Собаки мертвы - Редакция Eksmo Digital (RED) 2 стр.


Злость как вспыхнула, так куда-то и подевалась. Может быть, дело в том, что она всю жизнь считала, что отец ей что-то должен, должен заботиться о ней, любить, защищать, а если этого нет, то и до свидания. А сама-то, разве она сама ничего не была ему должна? Сколько раз ты позвонила ему за те полгода, когда решила, что у него рак? Десять раз, так? Ох, перестань обманывать себя! Ты позвонила ему ровно четыре раза, один из которых он не взял трубку. Общая протяженность остальных трех разговоров составила в лучшем случае минут шесть. Или около того. Шесть минут за последние полгода вот и все общение папы с любящей дочкой, единственной, оставшейся в живых. А теперь папа умер, причем умер странно, и осталась одна дочка. И тебе предстоит жить с этим всю жизнь. Всю оставшуюся жизнь предстоит жить с мыслью о проклятых шести минутах.

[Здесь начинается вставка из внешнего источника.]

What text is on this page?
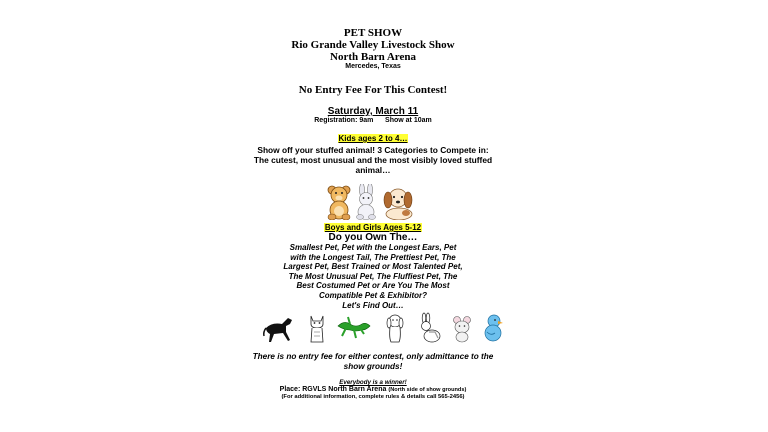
PET SHOW
Rio Grande Valley Livestock Show
North Barn Arena
Mercedes, Texas
No Entry Fee For This Contest!
Saturday, March 11
Registration: 9am      Show at 10am
Kids ages 2 to 4…
Show off your stuffed animal! 3 Categories to Compete in: The cutest, most unusual and the most visibly loved stuffed animal…
Boys and Girls Ages 5-12
Do you Own The…
Smallest Pet, Pet with the Longest Ears, Pet with the Longest Tail, The Prettiest Pet, The Largest Pet, Best Trained or Most Talented Pet, The Most Unusual Pet, The Fluffiest Pet, The Best Costumed Pet or Are You The Most Compatible Pet & Exhibitor?
Let's Find Out…
There is no entry fee for either contest, only admittance to the show grounds!
Everybody is a winner!
Place: RGVLS North Barn Arena (North side of show grounds)
(For additional information, complete rules & details call 565-2456)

Она посмотрела в зеркало заднего вида и спросила:

 Ян, хотите в туалет? Хотите сока?

А ведь ты даже не взяла им в машину воды, не говоря уж о бутербродах. Будь Лорик в строю, она навертела бы им с собой такие торбы, что можно было продержаться неделю на необитаемом острове. Впрочем, будь Лорик в строю, заднее сиденье сейчас бы пустовало.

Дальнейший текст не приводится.